Brad looked down at her, a hint of cruel amusement in his eyes.
“If you could do that, we wouldn’t have a problem.”
“You know what?” Eva ripped the card in two, then put the two
pieces together and ripped them again. “Get out!” She threw the pieces
of paper at his face. “Get out! And don’t call me again. “
Brad adjusted his tie,
then went into the bathroom, coming out with his shaving kit. He grabbed
his suit jacket off the back of a chair. “Fine.” He scowled at her.
“You’re a frigid bitch, Eva. You need help.”

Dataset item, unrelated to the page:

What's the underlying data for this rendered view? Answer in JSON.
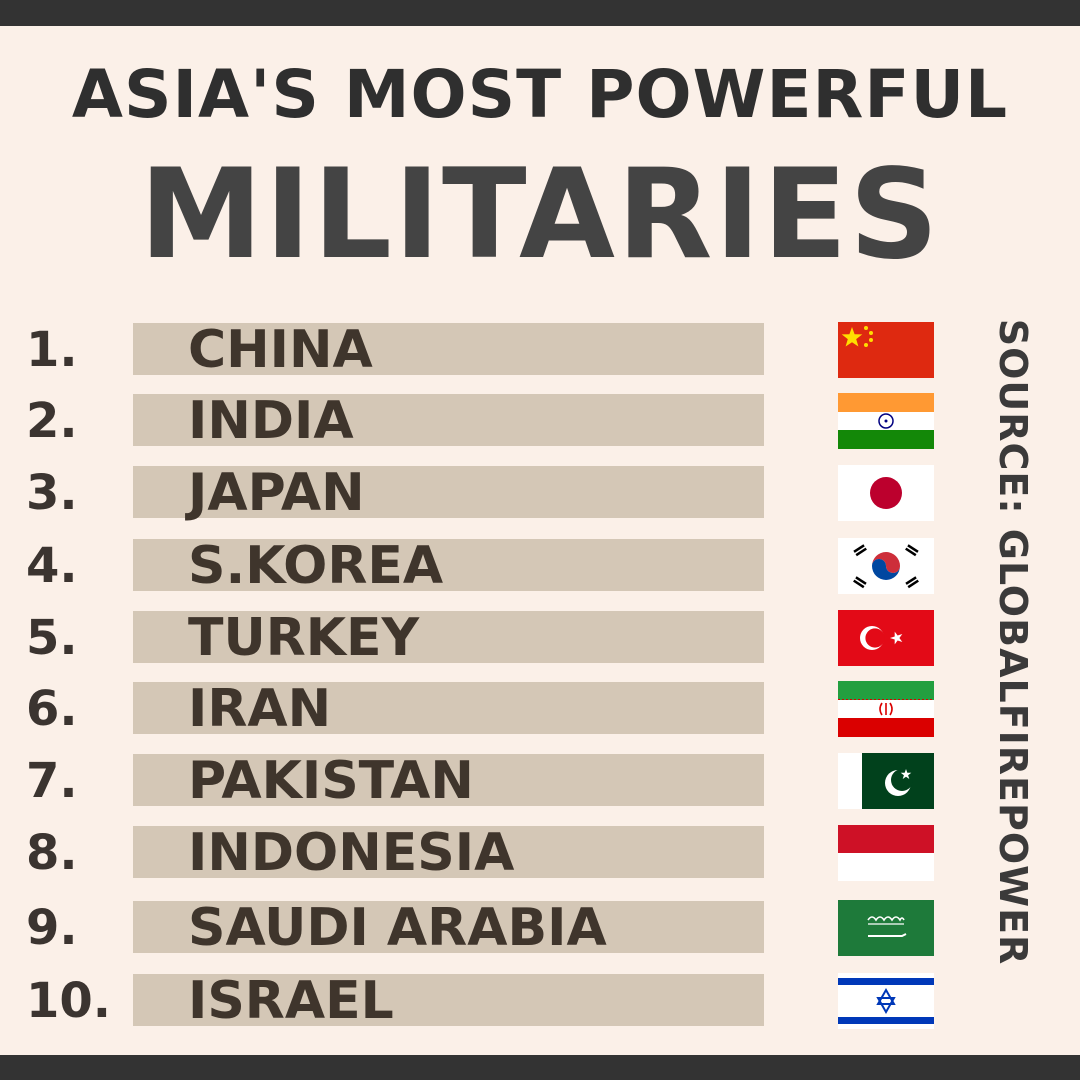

As the door slammed behind him, Eva’s tears welled and slipped
down her cheeks silently. She wasn’t sure why she was crying. He was an
ass.
The trouble was, he was also right. She wasn’t normal. She
thought of the only two other relationships she’d attempted since her
last abduction. One had lasted a month and the other not even that long.

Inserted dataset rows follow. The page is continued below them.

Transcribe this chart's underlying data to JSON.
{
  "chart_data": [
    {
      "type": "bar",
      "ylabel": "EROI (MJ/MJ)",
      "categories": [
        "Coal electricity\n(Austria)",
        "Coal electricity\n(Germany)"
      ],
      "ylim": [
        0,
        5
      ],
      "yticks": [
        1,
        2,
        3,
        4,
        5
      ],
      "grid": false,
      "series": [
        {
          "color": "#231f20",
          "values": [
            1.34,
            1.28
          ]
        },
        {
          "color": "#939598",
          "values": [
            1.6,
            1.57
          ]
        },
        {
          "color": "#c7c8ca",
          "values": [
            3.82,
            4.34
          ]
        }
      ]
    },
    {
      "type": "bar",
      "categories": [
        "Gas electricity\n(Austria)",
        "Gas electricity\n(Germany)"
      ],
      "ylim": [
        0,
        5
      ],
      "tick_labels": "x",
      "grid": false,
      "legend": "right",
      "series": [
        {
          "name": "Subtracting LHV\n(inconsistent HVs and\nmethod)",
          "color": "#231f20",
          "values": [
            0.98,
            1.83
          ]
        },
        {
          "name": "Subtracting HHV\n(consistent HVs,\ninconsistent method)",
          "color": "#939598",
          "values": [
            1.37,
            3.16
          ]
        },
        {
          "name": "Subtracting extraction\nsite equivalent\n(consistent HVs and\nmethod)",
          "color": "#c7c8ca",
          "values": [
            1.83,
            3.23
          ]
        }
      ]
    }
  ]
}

Without sex, it was not easy to maintain a relationship. When she tried to
explain, it only made things worse. Nobody believed that she’d been
abducted by aliens, not once but numerous times. Many of the specifics
were hazy, but if she lived forever, she’d never forget the first time
or the last.
The first time, she’d been ten years old. Her father had taken
her for ice cream after dinner because her mother had a headache. When
they got home, he’d tucked her into bed and turned out the light.
When she’d awakened, the whole room had been bathed in a silvery
blue glow, and an odd, pretty creature had gestured to her.
A child of ten probably had two choices at that point—scream or
obey. Eva always wondered what would have happened if she’d screamed.
When she’d woken up, back in her bed, she’d had a fever. Her
mother had let her stay home from school the rest of the week.
For Eva, the time she’d been gone seemed endless, but her parents
had acted as if she hadn’t been gone at all. She’d made a couple of
tentative attempts to talk about what had happened, but her story had been
so bizarre, so outrageous in her fourth grade vocabulary, that they put it
down to watching too much television.
Her last abduction had been four years ago, when she was
twenty-three. As she’d done every other time, Eva had obeyed the gray
hairless creature that appeared at the foot of her bed. She’d endured
the same unspeakable pain and revulsion as every time before. But that
last time, something had been missing. An odd, comforting sound that had
always been present was gone, leaving nothing but a terrifying, aching
emptiness. She’d come to depend on the soothing wordless message. Maybe
it was a mind probe designed by Them to observe her reactions to different
stimuli. Maybe it was a defense mechanism developed by her own brain.
Regardless of its source, it had kept her from going insane from the pain
and humiliation.
The silence left by its absence was devastating. Eva had searched
with her mind, calling, seeking, pleading with it to return to her, to
help her, but she got no answer. She was alone in that dark place with the
aliens. It had been the worst time, but it had also been the last.